Pelatih SFC, Rahmad Darmawan mengaku pihaknya telah siap bertemu tim yang juga pernah dibesutnya beberapa musim silam ini. “Saya sudah katakan ke seluruh pemain bahwa kualitas tim yang lolos ke 8 besar lebih baik dari babak penyisihan lalu. Bertemu Arema tidak akan mudah karena mereka tidak terlalu banyak merombak timnya sehingga gaya bermainnya akan tetap sama,” ujarnya saat ditemui usai sesi latihan di stadion Bumi Sriwijaya Palembang, Rabu (31/1) sore.

Selain itu, eks pelatih timnas ini meminta anak asuhnya untuk melupakan semua catatan pertemuan kedua tim sebelumnya. “Saya pikir kita tidak perlu melihat ke belakang karena semuanya bisa saja terjadi nanti.
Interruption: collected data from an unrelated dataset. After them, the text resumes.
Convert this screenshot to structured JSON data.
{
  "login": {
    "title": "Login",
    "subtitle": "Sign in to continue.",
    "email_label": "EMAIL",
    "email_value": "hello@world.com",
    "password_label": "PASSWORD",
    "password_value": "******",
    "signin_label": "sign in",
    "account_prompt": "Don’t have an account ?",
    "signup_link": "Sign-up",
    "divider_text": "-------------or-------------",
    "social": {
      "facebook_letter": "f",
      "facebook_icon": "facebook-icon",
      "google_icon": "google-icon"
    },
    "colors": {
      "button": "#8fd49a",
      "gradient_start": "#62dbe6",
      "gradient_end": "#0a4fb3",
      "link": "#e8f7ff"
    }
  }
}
Tetapi saya akan menjadikan laga ini sebagai simulasi untuk kompetisi nanti, melawan Arema FC di Solo sama seperti laga away karena saya tahu bermain di Solo para suporternya (Aremania) pasti akan mendominasi nantinya,” bebernya.

RD juga menyatakan pihaknya juga enggan memikirkan bakal absennya 2 pilar Arema FC, Thiago Furtuoso dan Arthur Cunha nantinya. “Kami tidak akan fokus ke tim lawan, karena siapapun pemainnya Arema FC tetap akan berbahaya. Saya akan lebih menyiapkan diri bagaimana nantinya tim SFC dan seluruh pemain bisa bermain sesuai dengan skema yang kita persiapkan,” pungkasnya.